Null and Alternative Hypotheses

  • H₀: Null hypothesis (no effect)
  • H₁: Alternative hypothesis (effect exists)

P-Value

  • Probability of observing result if H₀ is true
  • Common threshold: p < 0.05

Type I and Type II Errors

H₀ True H₀ False
Reject H₀ Type I (α) Correct
Fail to Reject Correct Type II (β)

Confidence Intervals

CI = x̄ ± z*(σ/√n)

95% CI uses z* = 1.96


Sample Size and Power

Standard Error

SE = σ / √n

Sample Size Calculation

For detecting effect size d with power (1-β):

n = 2 × [(z_α + z_β) / d]²

Power Analysis

Power = 1 - β = P(reject H₀ | H₁ true)
  • Typically aim for 80% power minimum

Bayesian Basics

Bayes' Theorem

P(A|B) = P(B|A) × P(A) / P(B)

Components: - P(A|B): Posterior probability - P(B|A): Likelihood - P(A): Prior probability - P(B): Evidence

Prior and Posterior

  • Prior: Belief before seeing data
  • Posterior: Updated belief after data
  • As data increases, posterior becomes more certain

Time Series Concepts

Exponential Weighted Moving Average

EWMA_t = α × x_t + (1-α) × EWMA_{t-1}
  • α = smoothing factor (0-1)
  • Higher α = more recent weight

Autocorrelation

  • Correlation of series with lagged version of itself
  • Important for detecting patterns

Regression to the Mean

Extreme observations tend to be followed by more moderate ones:

Regressed value = mean + r × (observed - mean)
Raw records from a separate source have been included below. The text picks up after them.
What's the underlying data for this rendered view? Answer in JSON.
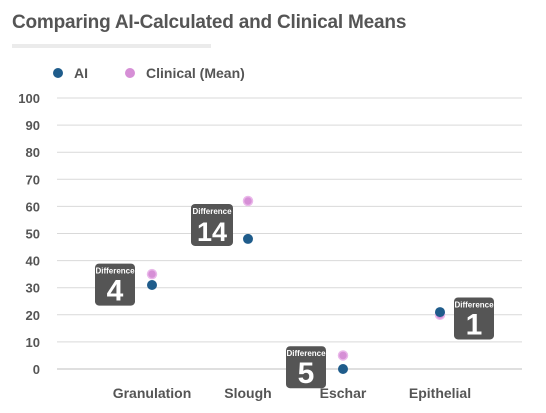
{
  "title": "Comparing AI-Calculated and Clinical Means",
  "chart_data": {
    "type": "scatter",
    "title": "Comparing AI-Calculated and Clinical Means",
    "xlabel": "",
    "ylabel": "",
    "categories": [
      "Granulation",
      "Slough",
      "Eschar",
      "Epithelial"
    ],
    "series": [
      {
        "name": "AI",
        "values": [
          31,
          48,
          0,
          21
        ],
        "color": "#1f5c8b"
      },
      {
        "name": "Clinical (Mean)",
        "values": [
          35,
          62,
          5,
          20
        ],
        "color": "#d68fd6"
      }
    ],
    "ylim": [
      0,
      100
    ],
    "yticks": [
      0,
      10,
      20,
      30,
      40,
      50,
      60,
      70,
      80,
      90,
      100
    ],
    "grid": true,
    "legend_position": "top-left",
    "annotations": [
      {
        "category": "Granulation",
        "label": "Difference",
        "value": "4",
        "side": "left"
      },
      {
        "category": "Slough",
        "label": "Difference",
        "value": "14",
        "side": "left"
      },
      {
        "category": "Eschar",
        "label": "Difference",
        "value": "5",
        "side": "left"
      },
      {
        "category": "Epithelial",
        "label": "Difference",
        "value": "1",
        "side": "right"
      }
    ],
    "annotation_color": "#555555"
  }
}
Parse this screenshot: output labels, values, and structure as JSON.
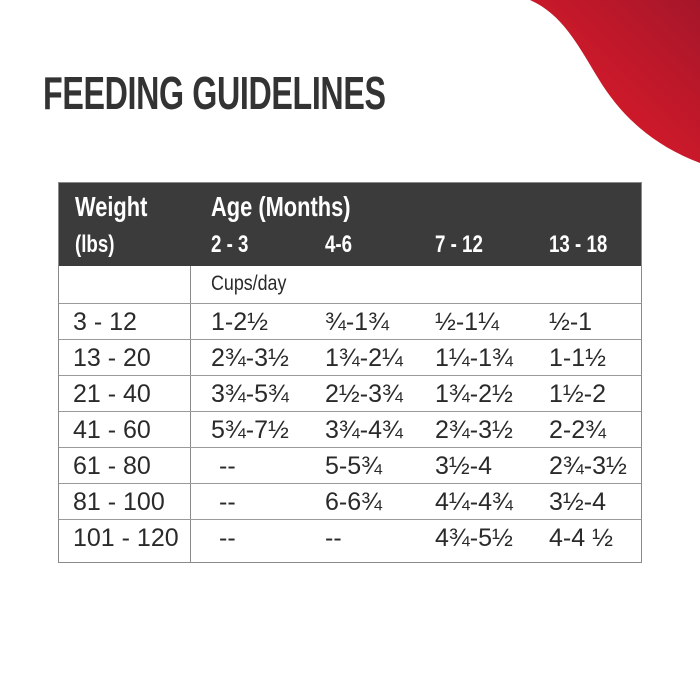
{
  "title": "FEEDING GUIDELINES",
  "colors": {
    "accent": "#d81e2c",
    "header_bg": "#3b3b3b",
    "title": "#333333"
  },
  "table": {
    "weight_header": "Weight",
    "weight_unit": "(lbs)",
    "age_header": "Age (Months)",
    "age_columns": [
      "2 - 3",
      "4-6",
      "7 - 12",
      "13 - 18"
    ],
    "unit_label": "Cups/day",
    "rows": [
      {
        "weight": "3 - 12",
        "values": [
          "1-2½",
          "¾-1¾",
          "½-1¼",
          "½-1"
        ]
      },
      {
        "weight": "13 - 20",
        "values": [
          "2¾-3½",
          "1¾-2¼",
          "1¼-1¾",
          "1-1½"
        ]
      },
      {
        "weight": "21 - 40",
        "values": [
          "3¾-5¾",
          "2½-3¾",
          "1¾-2½",
          "1½-2"
        ]
      },
      {
        "weight": "41 - 60",
        "values": [
          "5¾-7½",
          "3¾-4¾",
          "2¾-3½",
          "2-2¾"
        ]
      },
      {
        "weight": "61 - 80",
        "values": [
          "--",
          "5-5¾",
          "3½-4",
          "2¾-3½"
        ]
      },
      {
        "weight": "81 - 100",
        "values": [
          "--",
          "6-6¾",
          "4¼-4¾",
          "3½-4"
        ]
      },
      {
        "weight": "101 - 120",
        "values": [
          "--",
          "--",
          "4¾-5½",
          "4-4 ½"
        ]
      }
    ]
  }
}
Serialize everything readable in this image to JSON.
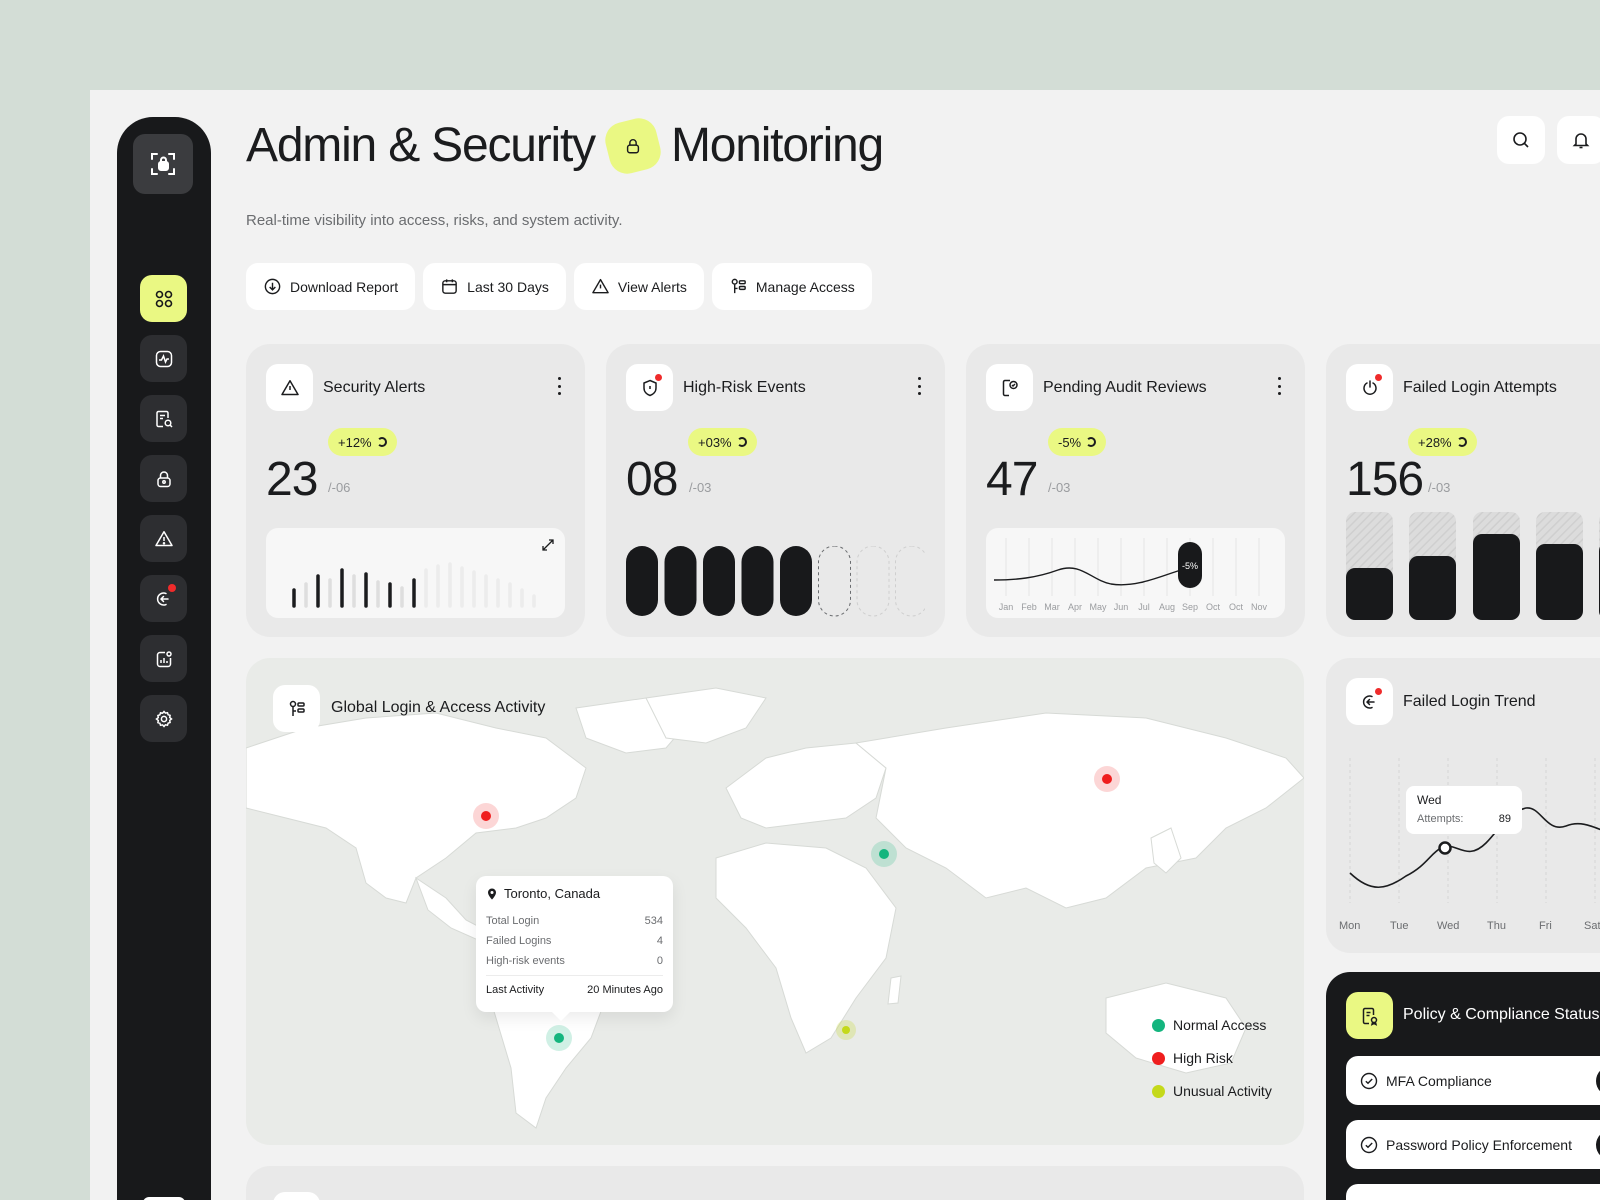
{
  "header": {
    "title_part1": "Admin & Security",
    "title_part2": "Monitoring",
    "subtitle": "Real-time visibility into access, risks, and system activity."
  },
  "actions": [
    {
      "label": "Download Report",
      "icon": "download-icon"
    },
    {
      "label": "Last 30 Days",
      "icon": "calendar-icon"
    },
    {
      "label": "View Alerts",
      "icon": "warning-icon"
    },
    {
      "label": "Manage Access",
      "icon": "access-icon"
    }
  ],
  "sidebar": {
    "items": [
      {
        "name": "dashboard",
        "icon": "grid-icon",
        "active": true
      },
      {
        "name": "activity",
        "icon": "activity-icon"
      },
      {
        "name": "audit",
        "icon": "audit-icon"
      },
      {
        "name": "security",
        "icon": "lock-icon"
      },
      {
        "name": "alerts",
        "icon": "warning-icon"
      },
      {
        "name": "logins",
        "icon": "login-icon",
        "notification": true
      },
      {
        "name": "reports",
        "icon": "report-icon"
      },
      {
        "name": "settings",
        "icon": "gear-icon"
      }
    ]
  },
  "cards": {
    "security_alerts": {
      "title": "Security Alerts",
      "change": "+12%",
      "value": "23",
      "sub": "/-06"
    },
    "high_risk": {
      "title": "High-Risk Events",
      "change": "+03%",
      "value": "08",
      "sub": "/-03",
      "filled": 5,
      "total": 8
    },
    "pending_audit": {
      "title": "Pending Audit Reviews",
      "change": "-5%",
      "value": "47",
      "sub": "/-03",
      "marker_label": "-5%",
      "months": [
        "Jan",
        "Feb",
        "Mar",
        "Apr",
        "May",
        "Jun",
        "Jul",
        "Aug",
        "Sep",
        "Oct",
        "Oct",
        "Nov"
      ]
    },
    "failed_login": {
      "title": "Failed Login Attempts",
      "change": "+28%",
      "value": "156",
      "sub": "/-03"
    }
  },
  "map": {
    "title": "Global Login & Access Activity",
    "tooltip": {
      "location": "Toronto, Canada",
      "rows": [
        {
          "label": "Total Login",
          "value": "534"
        },
        {
          "label": "Failed Logins",
          "value": "4"
        },
        {
          "label": "High-risk events",
          "value": "0"
        }
      ],
      "footer_label": "Last Activity",
      "footer_value": "20 Minutes Ago"
    },
    "legend": [
      {
        "label": "Normal Access",
        "color": "#14b57e"
      },
      {
        "label": "High Risk",
        "color": "#ef1e1e"
      },
      {
        "label": "Unusual Activity",
        "color": "#c4d91a"
      }
    ]
  },
  "trend": {
    "title": "Failed Login Trend",
    "days": [
      "Mon",
      "Tue",
      "Wed",
      "Thu",
      "Fri",
      "Sat"
    ],
    "tooltip_day": "Wed",
    "tooltip_label": "Attempts:",
    "tooltip_value": "89"
  },
  "policy": {
    "title": "Policy & Compliance Status",
    "items": [
      "MFA Compliance",
      "Password Policy Enforcement"
    ]
  }
}
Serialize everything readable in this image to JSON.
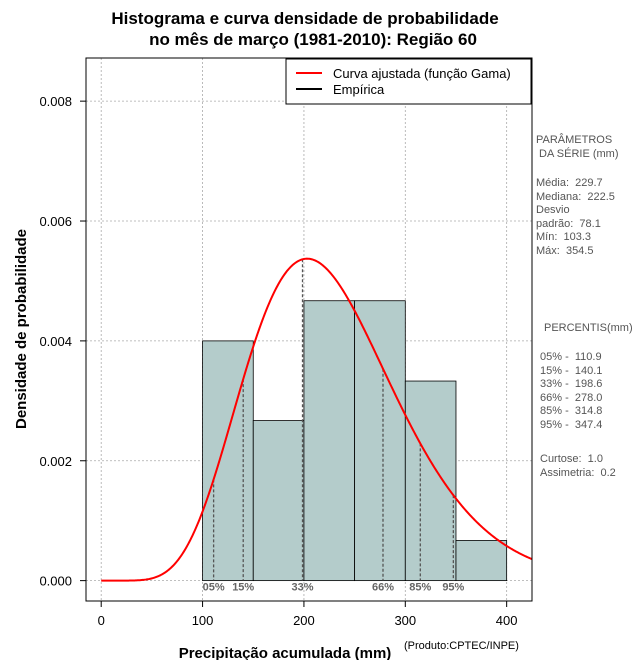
{
  "chart_data": {
    "type": "bar",
    "title": [
      "Histograma e curva densidade de probabilidade",
      "no mês de março (1981-2010): Região 60"
    ],
    "xlabel": "Precipitação acumulada (mm)",
    "ylabel": "Densidade de probabilidade",
    "xlim": [
      -15,
      425
    ],
    "ylim": [
      -0.00034,
      0.00872
    ],
    "x_ticks": [
      0,
      100,
      200,
      300,
      400
    ],
    "y_ticks": [
      0.0,
      0.002,
      0.004,
      0.006,
      0.008
    ],
    "y_tick_labels": [
      "0.000",
      "0.002",
      "0.004",
      "0.006",
      "0.008"
    ],
    "grid": true,
    "bins": [
      {
        "x0": 100,
        "x1": 150,
        "density": 0.004
      },
      {
        "x0": 150,
        "x1": 200,
        "density": 0.00267
      },
      {
        "x0": 200,
        "x1": 250,
        "density": 0.00467
      },
      {
        "x0": 250,
        "x1": 300,
        "density": 0.00467
      },
      {
        "x0": 300,
        "x1": 350,
        "density": 0.00333
      },
      {
        "x0": 350,
        "x1": 400,
        "density": 0.00067
      }
    ],
    "gamma_curve": {
      "shape": 8.65,
      "scale": 26.56
    },
    "percentile_lines": [
      {
        "label": "05%",
        "x": 110.9
      },
      {
        "label": "15%",
        "x": 140.1
      },
      {
        "label": "33%",
        "x": 198.6
      },
      {
        "label": "66%",
        "x": 278.0
      },
      {
        "label": "85%",
        "x": 314.8
      },
      {
        "label": "95%",
        "x": 347.4
      }
    ],
    "legend": {
      "position": "top-right",
      "entries": [
        {
          "label": "Curva ajustada (função Gama)",
          "color": "#ff0000"
        },
        {
          "label": "Empírica",
          "color": "#000000"
        }
      ]
    },
    "colors": {
      "bar_fill": "#b4cccb",
      "curve": "#ff0000",
      "grid": "#aaaaaa"
    }
  },
  "parametros": {
    "title": "PARÂMETROS\n DA SÉRIE (mm)",
    "values": "Média:  229.7\nMediana:  222.5\nDesvio\npadrão:  78.1\nMín:  103.3\nMáx:  354.5"
  },
  "percentis": {
    "title": "PERCENTIS(mm)",
    "values": "05% -  110.9\n15% -  140.1\n33% -  198.6\n66% -  278.0\n85% -  314.8\n95% -  347.4",
    "stats": "Curtose:  1.0\nAssimetria:  0.2"
  },
  "produto": "(Produto:CPTEC/INPE)"
}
Where r = reliability coefficient


Sports-Specific Statistical Considerations

Small Sample Sizes

  • NFL has 17 games per team
  • Individual game samples very small
  • Use multi-season data when possible

Selection Bias

  • Only see outcomes for players who made it
  • Beware survivorship bias

Variance vs Skill

In small samples, separate signal from noise:

True skill = Observed + regression_to_mean × (Observed - Average)

Pythagorean Expectation

Win% = Points^n / (Points^n + Points_Allowed^n)
  • NFL: n ≈ 2.37

Common Pitfalls

  1. Overfitting: Model fits training data too closely
  2. P-Hacking: Testing until significance found
  3. Multiple Comparisons: Inflated false positive rate
  4. Ignoring Base Rates: Priors matter
  5. Correlation ≠ Causation: Always consider alternatives

Quick Reference Formulas

Metric Formula
Mean Σx / n
Variance Σ(x-μ)² / n
Std Dev √Variance
Z-score (x - μ) / σ
Correlation Σ(x-x̄)(y-ȳ) / √[Σ(x-x̄)²Σ(y-ȳ)²]
SE of Mean σ / √n
95% CI x̄ ± 1.96 × SE

This appendix provides the statistical foundation for NFL analytics. Refer to it when encountering statistical concepts in the main chapters.